The melting ice caps are not directly the cause of the rise in sea level, even without your analysis above consider how much water they would release and how much that would raise levels when spread over the whole surface area. There are a number of inter-related processes and I'm not entirely certain I understand which dominates but here are a selection

The oceans are 3 dimensional and global temperatures are increasing. As the water warms it expands in volume and as the bottom and sides of the oceans are solid the only way is up. Obviously the oceans are a complex shape underneath but for a cuboid container a 10% "linear" increase would be seen as a 33% rise in the level. [I'm not suggesting that water is going to expand 10% BTW!].

Global Warming, the process whereby the average temperatures across the planet rise by a small amount, is believed likely to cause Climate Change. We simply don't have the models to make accurate predictions, in particular our models assume that changes will be linear whereas in reality there are likely to be sudden and non-reversible steps in the process. One of particular concern to us in the UK would be a change to the pattern of mass air movement as we are kept much warmer by a flow of warm moist air from the Atlantic. The reason you are currently freezing is because that air currently isn't (temporarily I hope!) getting to us due to a block of high pressure, very cold, air from the east.

Researchers admit, although generally not to the press as they would mis-represent it, that they simply don't know what will happen although they are pretty sure something will. I remember a UN conference back in the late

80's or early 90's where we were told that the best prediction was -70cm to +180cm change in sea levels. Things have moved on a lot since then but the uncertainty band in the predictions is still huge. The possible fall in level by the way could be caused by GW causing a wetter environment at the poles leading to more water becoming trapped as ice and snow.

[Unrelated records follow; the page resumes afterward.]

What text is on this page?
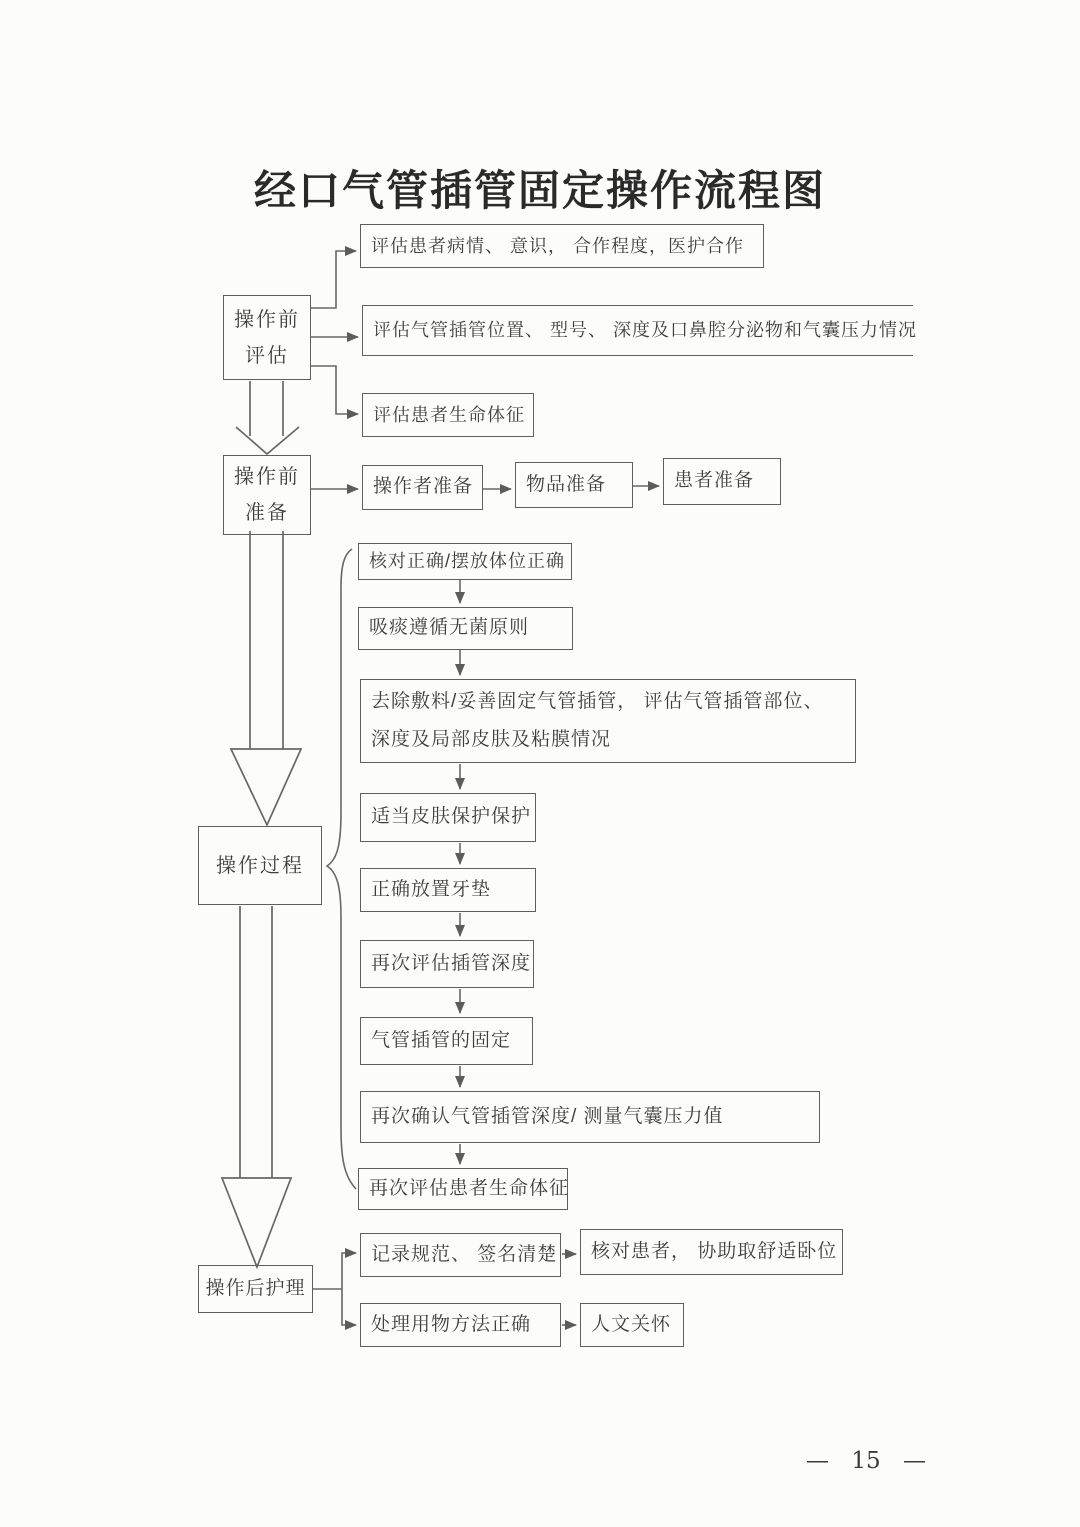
经口气管插管固定操作流程图
操作前
评估
操作前
准备
操作过程
操作后护理
评估患者病情、 意识， 合作程度，医护合作
评估气管插管位置、 型号、 深度及口鼻腔分泌物和气囊压力情况
评估患者生命体征
操作者准备	物品准备	患者准备
核对正确/摆放体位正确
吸痰遵循无菌原则
去除敷料/妥善固定气管插管， 评估气管插管部位、 深度及局部皮肤及粘膜情况
适当皮肤保护保护
正确放置牙垫
再次评估插管深度
气管插管的固定
再次确认气管插管深度/ 测量气囊压力值
再次评估患者生命体征
记录规范、 签名清楚	核对患者， 协助取舒适卧位
处理用物方法正确	人文关怀
— 15 —
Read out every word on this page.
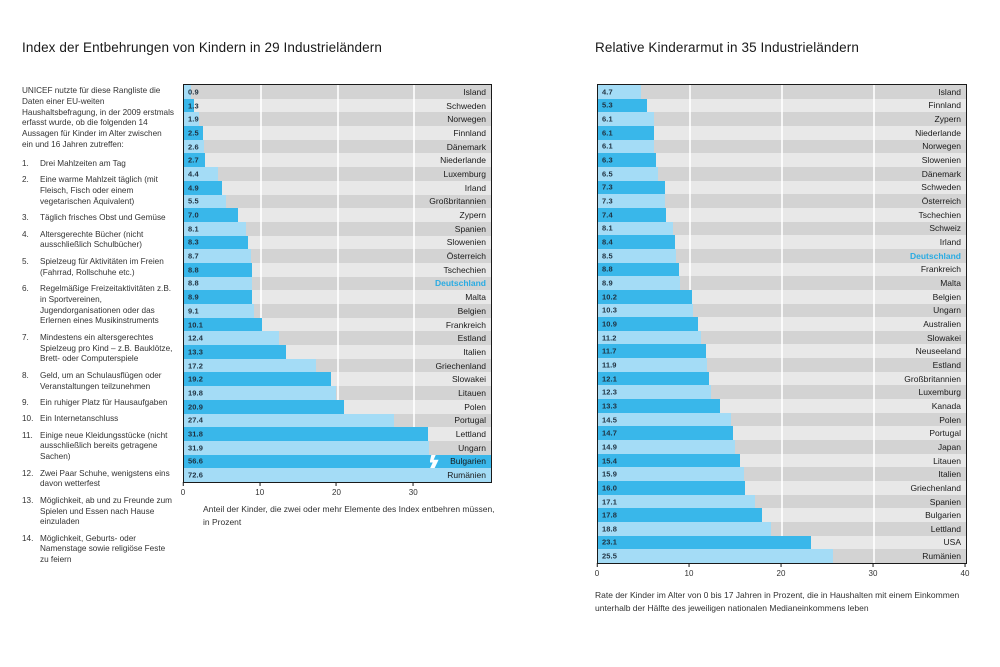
Index der Entbehrungen von Kindern in 29 Industrieländern

UNICEF nutzte für diese Rangliste die Daten einer EU-weiten Haushaltsbefragung, in der 2009 erstmals erfasst wurde, ob die folgenden 14 Aussagen für Kinder im Alter zwischen ein und 16 Jahren zutreffen:

1.	Drei Mahlzeiten am Tag
2.	Eine warme Mahlzeit täglich (mit Fleisch, Fisch oder einem vegetarischen Äquivalent)
3.	Täglich frisches Obst und Gemüse
4.	Altersgerechte Bücher (nicht ausschließlich Schulbücher)
5.	Spielzeug für Aktivitäten im Freien (Fahrrad, Rollschuhe etc.)
6.	Regelmäßige Freizeitaktivitäten z.B. in Sportvereinen, Jugendorganisationen oder das Erlernen eines Musikinstruments
7.	Mindestens ein altersgerechtes Spielzeug pro Kind – z.B. Bauklötze, Brett- oder Computerspiele
8.	Geld, um an Schulausflügen oder Veranstaltungen teilzunehmen
9.	Ein ruhiger Platz für Hausaufgaben
10. Ein Internetanschluss
11. Einige neue Kleidungsstücke (nicht ausschließlich bereits getragene Sachen)
12. Zwei Paar Schuhe, wenigstens eins davon wetterfest
13. Möglichkeit, ab und zu Freunde zum Spielen und Essen nach Hause einzuladen
14. Möglichkeit, Geburts- oder Namenstage sowie religiöse Feste zu feiern
0.9	Island
1.3	Schweden
1.9	Norwegen
2.5	Finnland
2.6	Dänemark
2.7	Niederlande
4.4	Luxemburg
4.9	Irland
5.5	Großbritannien
7.0	Zypern
8.1	Spanien
8.3	Slowenien
8.7	Österreich
8.8	Tschechien
8.8	Deutschland
8.9	Malta
9.1	Belgien
10.1	Frankreich
12.4	Estland
13.3	Italien
17.2	Griechenland
19.2	Slowakei
19.8	Litauen
20.9	Polen
27.4	Portugal
31.8	Lettland
31.9	Ungarn
56.6	Bulgarien
72.6	Rumänien
0	10	20	30

Anteil der Kinder, die zwei oder mehr Elemente des Index entbehren müssen, in Prozent

Relative Kinderarmut in 35 Industrieländern
4.7	Island
5.3	Finnland
6.1	Zypern
6.1	Niederlande
6.1	Norwegen
6.3	Slowenien
6.5	Dänemark
7.3	Schweden
7.3	Österreich
7.4	Tschechien
8.1	Schweiz
8.4	Irland
8.5	Deutschland
8.8	Frankreich
8.9	Malta
10.2	Belgien
10.3	Ungarn
10.9	Australien
11.2	Slowakei
11.7	Neuseeland
11.9	Estland
12.1	Großbritannien
12.3	Luxemburg
13.3	Kanada
14.5	Polen
14.7	Portugal
14.9	Japan
15.4	Litauen
15.9	Italien
16.0	Griechenland
17.1	Spanien
17.8	Bulgarien
18.8	Lettland
23.1	USA
25.5	Rumänien
0	10	20	30	40

Rate der Kinder im Alter von 0 bis 17 Jahren in Prozent, die in Haushalten mit einem Einkommen unterhalb der Hälfte des jeweiligen nationalen Medianeinkommens leben
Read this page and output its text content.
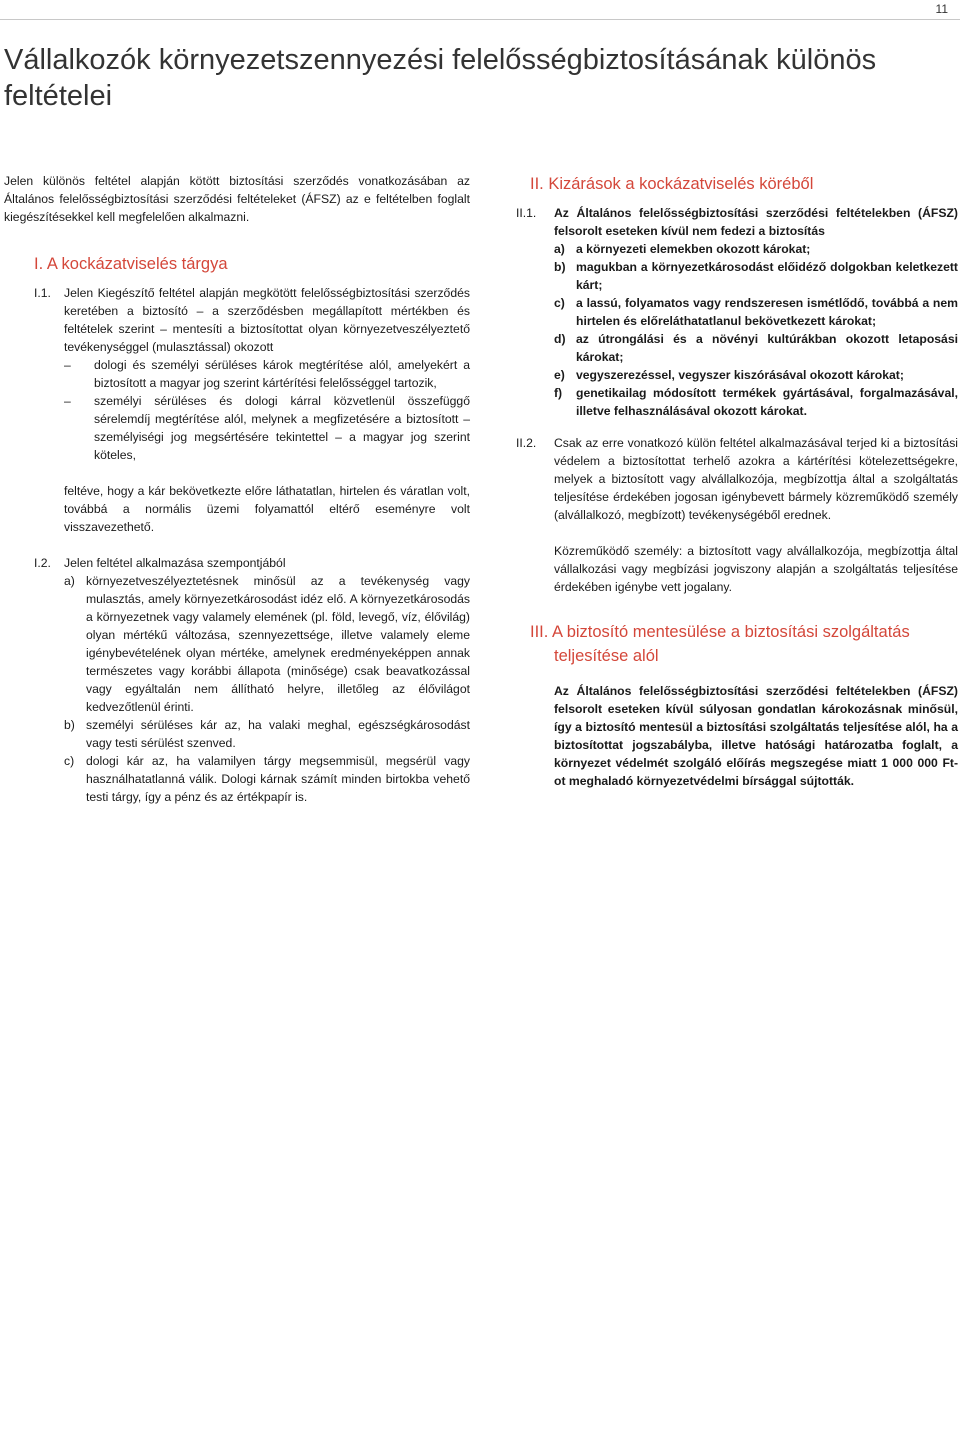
11
Vállalkozók környezetszennyezési felelősségbiztosításának különös feltételei

Jelen különös feltétel alapján kötött biztosítási szerződés vonatkozásában az Általános felelősségbiztosítási szerződési feltételeket (ÁFSZ) az e feltételben foglalt kiegészítésekkel kell megfelelően alkalmazni.

I. A kockázatviselés tárgya
I.1. Jelen Kiegészítő feltétel alapján megkötött felelősségbiztosítási szerződés keretében a biztosító – a szerződésben megállapított mértékben és feltételek szerint – mentesíti a biztosítottat olyan környezetveszélyeztető tevékenységgel (mulasztással) okozott

– dologi és személyi sérüléses károk megtérítése alól, amelyekért a biztosított a magyar jog szerint kártérítési felelősséggel tartozik,
– személyi sérüléses és dologi kárral közvetlenül összefüggő sérelemdíj megtérítése alól, melynek a megfizetésére a biztosított – személyiségi jog megsértésére tekintettel – a magyar jog szerint köteles,

feltéve, hogy a kár bekövetkezte előre láthatatlan, hirtelen és váratlan volt, továbbá a normális üzemi folyamattól eltérő eseményre volt visszavezethető.

I.2. Jelen feltétel alkalmazása szempontjából

a) környezetveszélyeztetésnek minősül az a tevékenység vagy mulasztás, amely környezetkárosodást idéz elő. A környezetkárosodás a környezetnek vagy valamely elemének (pl. föld, levegő, víz, élővilág) olyan mértékű változása, szennyezettsége, illetve valamely eleme igénybevételének olyan mértéke, amelynek eredményeképpen annak természetes vagy korábbi állapota (minősége) csak beavatkozással vagy egyáltalán nem állítható helyre, illetőleg az élővilágot kedvezőtlenül érinti.
b) személyi sérüléses kár az, ha valaki meghal, egészségkárosodást vagy testi sérülést szenved.
c) dologi kár az, ha valamilyen tárgy megsemmisül, megsérül vagy használhatatlanná válik. Dologi kárnak számít minden birtokba vehető testi tárgy, így a pénz és az értékpapír is.
II. Kizárások a kockázatviselés köréből
II.1. Az Általános felelősségbiztosítási szerződési feltételekben (ÁFSZ) felsorolt eseteken kívül nem fedezi a biztosítás

a) a környezeti elemekben okozott károkat;
b) magukban a környezetkárosodást előidéző dolgokban keletkezett kárt;
c) a lassú, folyamatos vagy rendszeresen ismétlődő, továbbá a nem hirtelen és előreláthatatlanul bekövetkezett károkat;
d) az útrongálási és a növényi kultúrákban okozott letaposási károkat;
e) vegyszerezéssel, vegyszer kiszórásával okozott károkat;
f) genetikailag módosított termékek gyártásával, forgalmazásával, illetve felhasználásával okozott károkat.
II.2. Csak az erre vonatkozó külön feltétel alkalmazásával terjed ki a biztosítási védelem a biztosítottat terhelő azokra a kártérítési kötelezettségekre, melyek a biztosított vagy alvállalkozója, megbízottja által a szolgáltatás teljesítése érdekében jogosan igénybevett bármely közreműködő személy (alvállalkozó, megbízott) tevékenységéből erednek.

Közreműködő személy: a biztosított vagy alvállalkozója, megbízottja által vállalkozási vagy megbízási jogviszony alapján a szolgáltatás teljesítése érdekében igénybe vett jogalany.

III. A biztosító mentesülése a biztosítási szolgáltatás
teljesítése alól

Az Általános felelősségbiztosítási szerződési feltételekben (ÁFSZ) felsorolt eseteken kívül súlyosan gondatlan károkozásnak minősül, így a biztosító mentesül a biztosítási szolgáltatás teljesítése alól, ha a biztosítottat jogszabályba, illetve hatósági határozatba foglalt, a környezet védelmét szolgáló előírás megszegése miatt 1 000 000 Ft-ot meghaladó környezetvédelmi bírsággal sújtották.
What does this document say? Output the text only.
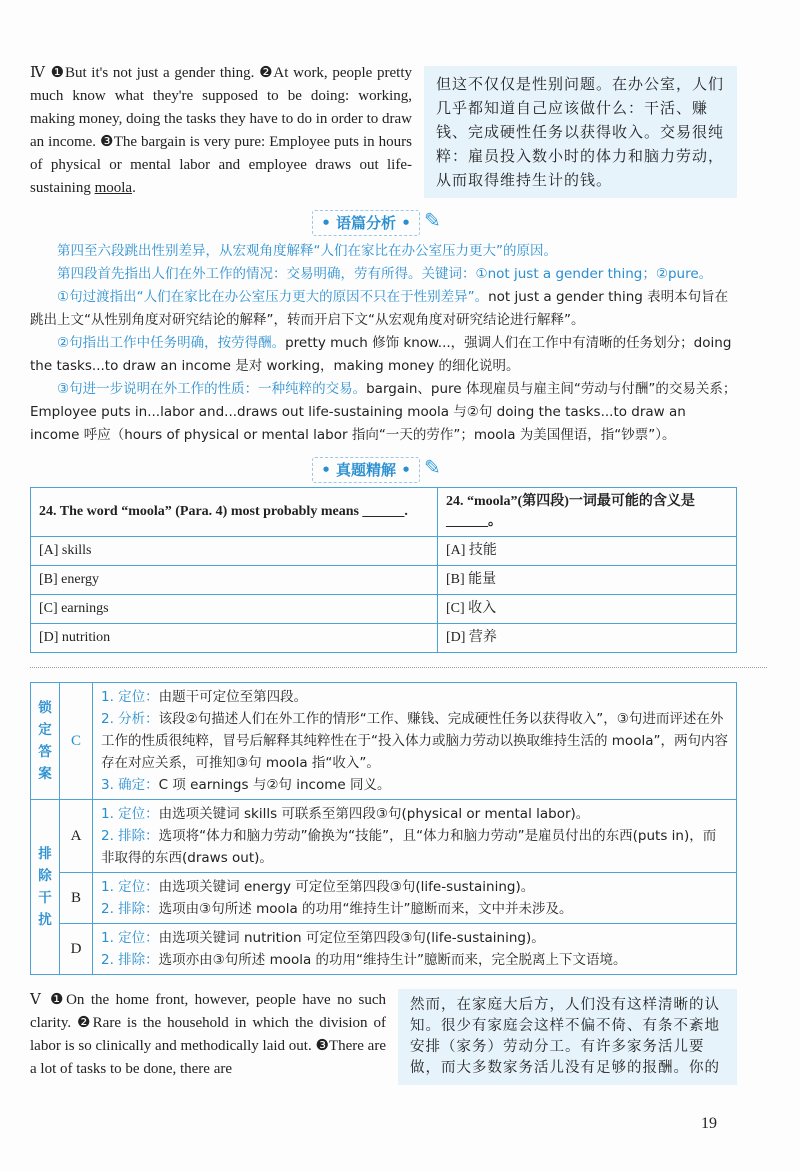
Ⅳ ❶But it's not just a gender thing. ❷At work, people pretty much know what they're supposed to be doing: working, making money, doing the tasks they have to do in order to draw an income. ❸The bargain is very pure: Employee puts in hours of physical or mental labor and employee draws out life-sustaining moola.
但这不仅仅是性别问题。在办公室，人们几乎都知道自己应该做什么：干活、赚钱、完成硬性任务以获得收入。交易很纯粹：雇员投入数小时的体力和脑力劳动，从而取得维持生计的钱。
• 语篇分析 • ✎

第四至六段跳出性别差异，从宏观角度解释“人们在家比在办公室压力更大”的原因。

第四段首先指出人们在外工作的情况：交易明确，劳有所得。关键词：①not just a gender thing；②pure。

①句过渡指出“人们在家比在办公室压力更大的原因不只在于性别差异”。not just a gender thing 表明本句旨在跳出上文“从性别角度对研究结论的解释”，转而开启下文“从宏观角度对研究结论进行解释”。

②句指出工作中任务明确，按劳得酬。pretty much 修饰 know...，强调人们在工作中有清晰的任务划分；doing the tasks...to draw an income 是对 working，making money 的细化说明。

③句进一步说明在外工作的性质：一种纯粹的交易。bargain、pure 体现雇员与雇主间“劳动与付酬”的交易关系；Employee puts in...labor and...draws out life-sustaining moola 与②句 doing the tasks...to draw an income 呼应（hours of physical or mental labor 指向“一天的劳作”；moola 为美国俚语，指“钞票”）。

• 真题精解 • ✎
24. The word “moola” (Para. 4) most probably means ______.	24. “moola”(第四段)一词最可能的含义是______。
[A] skills	[A] 技能
[B] energy	[B] 能量
[C] earnings	[C] 收入
[D] nutrition	[D] 营养
锁定答案	C	1. 定位：由题干可定位至第四段。
2. 分析：该段②句描述人们在外工作的情形“工作、赚钱、完成硬性任务以获得收入”，③句进而评述在外工作的性质很纯粹，冒号后解释其纯粹性在于“投入体力或脑力劳动以换取维持生活的 moola”，两句内容存在对应关系，可推知③句 moola 指“收入”。
3. 确定：C 项 earnings 与②句 income 同义。

排除干扰	A	1. 定位：由选项关键词 skills 可联系至第四段③句(physical or mental labor)。
2. 排除：选项将“体力和脑力劳动”偷换为“技能”，且“体力和脑力劳动”是雇员付出的东西(puts in)，而非取得的东西(draws out)。

	B	1. 定位：由选项关键词 energy 可定位至第四段③句(life-sustaining)。
2. 排除：选项由③句所述 moola 的功用“维持生计”臆断而来，文中并未涉及。

	D	1. 定位：由选项关键词 nutrition 可定位至第四段③句(life-sustaining)。
2. 排除：选项亦由③句所述 moola 的功用“维持生计”臆断而来，完全脱离上下文语境。
Ⅴ ❶On the home front, however, people have no such clarity. ❷Rare is the household in which the division of labor is so clinically and methodically laid out. ❸There are a lot of tasks to be done, there are
然而，在家庭大后方，人们没有这样清晰的认知。很少有家庭会这样不偏不倚、有条不紊地安排（家务）劳动分工。有许多家务活儿要做，而大多数家务活儿没有足够的报酬。你的
19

So, to get back to the question: Melting ice caps don't contribute much to the rise in sea level. Melting ice caps and sea level rise are both a result of global warming.

Reply to
Calvin Sambrook

Well it will if its the ice on Antarctica. That will give a 200' or so increase in sea level.

Reply to
Tim Streater

The ice melts and many icebergs break off and float down below Iceland where the Gulf Stream turns back towards the Caribbean. These broken away icebergs affect the temperature of water and can, and did in the 1700s, stop the reversal of the water. The Gulf Stream is a conveyor belt bringing warm water to our shores raising the temperature beyond what the latitude should have. The point below Iceland is called the Odden pump.

If this happens then the UK drops into a mini ice age. Look at the land near oceans on the east coast of North America and the Pacific at the same latitude. They are very cold and we will be about the same. Polar bear territory.

Reply to
Doctor Drivel

Perhaps true, but it's only the Antarctic peninsular that is warming; most of the area is getting colder, and building up ice.

Reply to
newshound

Could have sworn I saw one yesterday!

Reply to
Chris Hogg

We were somewhere around Barstow, on the edge of the desert, when the drugs began to take hold. I remember Chris Hogg saying something like:

If it was a bit mad, perhaps it was a bi-polar bear.

Reply to
Grimly Curmudgeon

Is that two, or one that swings both ways?